Let’s say you burnt off all the skin on your arm. You’re not exactly going to get all that skin back, but you’re not just going to have a festering barbeque for a limb forever, either. To a certain extent, smoking cigs is just repeatedly burning the lining of your lungs. Like the rest of the body, your lungs have some recuperative power. As with a burn to the skin, the damage cigarettes do to your lungs can heal over. The extent of that healing, though, will depend on the extent of the damage. If a burn on the skin can leave a scar, cigarettes can also have a lasting effect on the lungs even after the healing is over.
There are lots of studies and headlines about smokers’ lungs magically “healing” after they quit. These stories aren’t false, but nor are they the whole truth. According to LiveScience, after a few weeks of no longer smoking, smokers’ lungs can return to a relative state of normal in terms of inflammation. Immediately after smoking a cigarette, the mucus in our lungs becomes thicker due to chemical irritants in cigarettes, and while our lungs are usually able to clear mucus utilizing cilia — the tiny hairs that coat our respiratory system — this mucus is too thick to be properly moved through the body and instead inflames the lungs, in addition to the irritation caused by the cigarettes themselves.

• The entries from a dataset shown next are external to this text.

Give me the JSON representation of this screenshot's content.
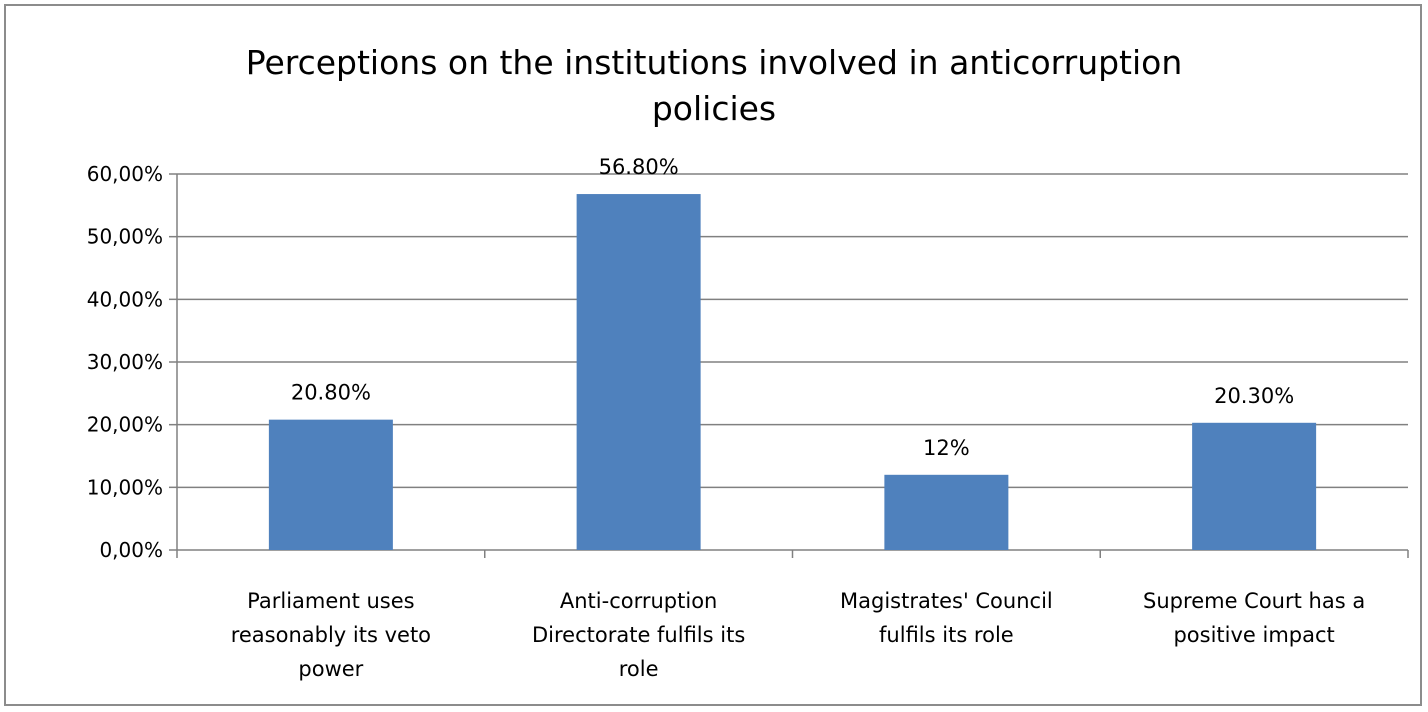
{
  "chart_data": {
    "type": "bar",
    "title_lines": [
      "Perceptions on the institutions involved in anticorruption",
      "policies"
    ],
    "categories": [
      [
        "Parliament uses",
        "reasonably its veto",
        "power"
      ],
      [
        "Anti-corruption",
        "Directorate fulfils its",
        "role"
      ],
      [
        "Magistrates' Council",
        "fulfils its role"
      ],
      [
        "Supreme Court has a",
        "positive impact"
      ]
    ],
    "values": [
      20.8,
      56.8,
      12.0,
      20.3
    ],
    "data_labels": [
      "20.80%",
      "56.80%",
      "12%",
      "20.30%"
    ],
    "ylim": [
      0,
      60
    ],
    "yticks": [
      0,
      10,
      20,
      30,
      40,
      50,
      60
    ],
    "ytick_labels": [
      "0,00%",
      "10,00%",
      "20,00%",
      "30,00%",
      "40,00%",
      "50,00%",
      "60,00%"
    ],
    "grid": true,
    "legend": "none",
    "bar_color": "#4f81bd",
    "grid_color": "#808080"
  }
}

This is responsible for many of the side effects of smoking, like shortness of breath and coughing. Depending on how heavily a person smokes, these symptoms can subside within days of quitting.
Without a thick coating of basically toxic sludge in our lungs, they can return to their somewhat regular functions. But there are some serious caveats: The production of scar tissue is an essential part of healing for almost any type of bodily damage. The damage caused to the lungs by cigarettes will ultimately be healed in a similar way, with the production of new tissue. But the longer and more heavily a person smokes, the more this tissue will grow since the lungs will attempt to heal themselves even while the smoking continues. However, because of the constant re-irritation to the lungs, this tissue simply becomes thicker. Imagine you burned off all the skin on your arm a second time, and then picked at all the scabs as they healed. Because you never let it heal properly, all that tissue would just accumulate.
Accumulated tissue is more of a problem in the lungs than it is on our skin, though. Tissue impacts the elasticity of our lungs, which is essential to our ability to properly inhale and exhale. Emphysema, for example, is the result of our lungs losing elasticity almost entirely. So, even if all this tissue is technically “healed,” it can still have a lasting impact on our functioning.
Basically, our lungs can “magically regenerate” to the extent that any tissue on our body can. While we can’t regrow limbs like a starfish, we have recuperative properties that allow us to not live with open wounds all the time. If you quit early enough, those wounds can heal. Of course, you’ll be left with scars and years of exposure to cancer-causing chemicals. But better to quit with some scar tissue than to quit with lungs that are basically as powerful as a plastic bag.